Tegenover Steinmans optimisme over wat ons te wachten staat aan doorbraken en verrassingen, staan een paar dingen die zijns inziens dringend opgelost moeten worden. Ten eerste het praktische punt van de onmogelijkheid het vakgebied nog bij te houden. En dat moet toch: ‘Wie nu begint, heeft al die informatie nodig,’ zegt Steinman. Met een stel collega’s werkt hij momenteel hard aan een oplossing: de immuunwereld moet online. ‘Er moet een webgemeenschap komen, die elkaar op de hoogte houdt. Dat mijn lab hier een keer per week opschrijft waar ze op dat moment enthousiast over zijn, en dat een lab in Amsterdam hetzelfde doet. Et cetera. Op die manier wordt de kennis op een goede manier gedestilleerd.’

Steinman is voor de financiering daarvan onder meer in gesprek met het Nederlandse bedrijf Crucell, dat vaccins en antistoffen ontwikkelt en produceert. Nederland is een sterk immunologieland. Steinman zegt het meer dan eens. Reden dat hij extra blij is met de uit Nederland afkomstige Heinekenprijs.

Het geld van de Heinekenprijs gaat in het fonds waar Steinman en zijn vrouw alle prijzengelden in storten. ‘Deels is dat een belastingtruc,’ zegt hij. ‘Een heel bekende hier.

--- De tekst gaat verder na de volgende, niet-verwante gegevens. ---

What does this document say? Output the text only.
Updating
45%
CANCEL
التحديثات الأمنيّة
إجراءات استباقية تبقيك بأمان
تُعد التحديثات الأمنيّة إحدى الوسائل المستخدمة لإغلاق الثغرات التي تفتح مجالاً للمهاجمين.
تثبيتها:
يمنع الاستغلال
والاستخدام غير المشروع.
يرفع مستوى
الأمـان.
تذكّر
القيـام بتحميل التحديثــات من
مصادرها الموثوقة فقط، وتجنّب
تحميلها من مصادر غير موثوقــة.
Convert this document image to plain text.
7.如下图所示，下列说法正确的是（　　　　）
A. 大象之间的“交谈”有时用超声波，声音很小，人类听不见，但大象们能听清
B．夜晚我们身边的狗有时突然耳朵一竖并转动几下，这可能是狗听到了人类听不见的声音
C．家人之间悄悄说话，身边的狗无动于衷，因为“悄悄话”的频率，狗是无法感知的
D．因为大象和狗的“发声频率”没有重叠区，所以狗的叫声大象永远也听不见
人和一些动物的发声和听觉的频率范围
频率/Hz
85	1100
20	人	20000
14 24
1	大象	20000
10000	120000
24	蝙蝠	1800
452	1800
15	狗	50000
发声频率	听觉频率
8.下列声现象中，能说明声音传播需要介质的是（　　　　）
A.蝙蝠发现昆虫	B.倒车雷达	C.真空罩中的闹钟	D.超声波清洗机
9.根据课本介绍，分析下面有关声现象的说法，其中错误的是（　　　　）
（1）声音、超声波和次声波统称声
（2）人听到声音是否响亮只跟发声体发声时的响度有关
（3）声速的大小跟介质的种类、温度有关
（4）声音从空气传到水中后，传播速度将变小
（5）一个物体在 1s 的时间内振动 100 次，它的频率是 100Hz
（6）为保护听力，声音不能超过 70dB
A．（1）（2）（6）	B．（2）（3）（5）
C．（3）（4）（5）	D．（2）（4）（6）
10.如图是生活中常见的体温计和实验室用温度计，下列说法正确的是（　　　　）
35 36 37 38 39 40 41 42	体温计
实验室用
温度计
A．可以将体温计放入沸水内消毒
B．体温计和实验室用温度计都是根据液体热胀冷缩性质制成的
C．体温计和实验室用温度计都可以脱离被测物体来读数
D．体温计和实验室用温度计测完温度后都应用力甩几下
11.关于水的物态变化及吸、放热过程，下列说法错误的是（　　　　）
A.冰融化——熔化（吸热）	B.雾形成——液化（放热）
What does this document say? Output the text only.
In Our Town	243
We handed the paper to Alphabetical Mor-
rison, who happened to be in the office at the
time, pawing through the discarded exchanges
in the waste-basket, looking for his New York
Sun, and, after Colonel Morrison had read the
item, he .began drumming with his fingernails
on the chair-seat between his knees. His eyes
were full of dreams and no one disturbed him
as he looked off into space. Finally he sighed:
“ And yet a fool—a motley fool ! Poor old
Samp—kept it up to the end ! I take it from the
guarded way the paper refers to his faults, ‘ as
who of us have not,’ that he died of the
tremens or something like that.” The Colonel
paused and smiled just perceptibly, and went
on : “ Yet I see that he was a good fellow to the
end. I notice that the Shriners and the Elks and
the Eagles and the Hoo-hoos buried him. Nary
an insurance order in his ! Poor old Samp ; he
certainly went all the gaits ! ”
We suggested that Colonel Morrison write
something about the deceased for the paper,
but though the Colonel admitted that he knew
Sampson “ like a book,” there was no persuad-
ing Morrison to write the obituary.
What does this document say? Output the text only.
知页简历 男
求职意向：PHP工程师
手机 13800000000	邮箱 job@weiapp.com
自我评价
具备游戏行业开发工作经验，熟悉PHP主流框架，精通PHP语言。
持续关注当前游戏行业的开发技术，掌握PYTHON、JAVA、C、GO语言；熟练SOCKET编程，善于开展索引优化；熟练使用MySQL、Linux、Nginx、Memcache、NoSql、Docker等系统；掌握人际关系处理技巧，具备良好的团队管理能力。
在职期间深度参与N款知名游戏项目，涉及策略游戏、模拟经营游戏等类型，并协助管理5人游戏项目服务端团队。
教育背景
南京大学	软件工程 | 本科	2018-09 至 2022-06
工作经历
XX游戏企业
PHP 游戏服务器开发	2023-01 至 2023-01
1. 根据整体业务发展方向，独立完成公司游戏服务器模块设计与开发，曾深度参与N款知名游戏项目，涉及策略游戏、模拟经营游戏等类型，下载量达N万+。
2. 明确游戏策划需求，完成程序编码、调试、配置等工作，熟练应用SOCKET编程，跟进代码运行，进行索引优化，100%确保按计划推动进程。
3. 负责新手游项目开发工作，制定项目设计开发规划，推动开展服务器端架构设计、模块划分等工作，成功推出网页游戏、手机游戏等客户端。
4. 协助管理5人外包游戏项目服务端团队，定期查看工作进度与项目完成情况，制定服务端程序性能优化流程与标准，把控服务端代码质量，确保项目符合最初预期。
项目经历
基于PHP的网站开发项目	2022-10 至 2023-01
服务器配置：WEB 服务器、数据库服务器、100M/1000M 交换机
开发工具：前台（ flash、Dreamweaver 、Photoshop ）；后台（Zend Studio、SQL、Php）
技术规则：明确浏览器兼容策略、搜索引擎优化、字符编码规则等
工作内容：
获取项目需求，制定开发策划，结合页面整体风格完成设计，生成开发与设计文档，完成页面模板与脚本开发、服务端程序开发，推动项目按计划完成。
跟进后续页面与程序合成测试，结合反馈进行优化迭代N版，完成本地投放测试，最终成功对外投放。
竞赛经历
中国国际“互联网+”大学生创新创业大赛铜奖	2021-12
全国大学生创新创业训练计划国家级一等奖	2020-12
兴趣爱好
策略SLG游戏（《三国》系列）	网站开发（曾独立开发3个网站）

Mijn eigen Rockefeller universiteit draait er ook op. Anders gaat de helft meteen naar de fiscus.’ Nu al kunnen ze jaarlijks tienduizenden dollars aan reisbeurzen voor jonge onderzoekers uitdelen.

Angst

Dat is op zichzelf mooi, maar het lost toch niet het veel bredere probleem op van de financiering van wetenschap. En dat zit Steinman hoog: ‘Er zit een onbalans in de mate waarin we onderzoek ondersteunen. Geweldige jonge mensen met talent zijn er genoeg. Maar we geven aan research maar één procent of nog minder uit van wat ziektes kosten. Dat is een heel klein beetje tegenover al die ellende en angst. Zelfs als je het alleen economisch bekijkt, zijn de budgetten veel te laag. Als je mensen nou eens bij hun jaarlijkse belastingaangifte de gelegenheid zou geven een bedrag te doneren voor onderzoek. Ik denk dat dat heel wat zou opleveren.’ Bij dezen als idee gelanceerd.

Naschrift: In 2011 kreeg Steinman de Nobelprijs voor medicijnen toegekend. Naar later bleek een paar dagen na zijn dood. Vanwege die crue timing ging de uitreiking postuum door, hoewel de Nobelprijs nooit naar dode onderzoekers gaat. Pas toen kwam ook naar buiten dat Steinman zijn eigen werk toegepast had op zichzelf. Naar verluidt wist hij zijn overlijden aan alvleesklierkanker zo een aantal jaren uit te stellen.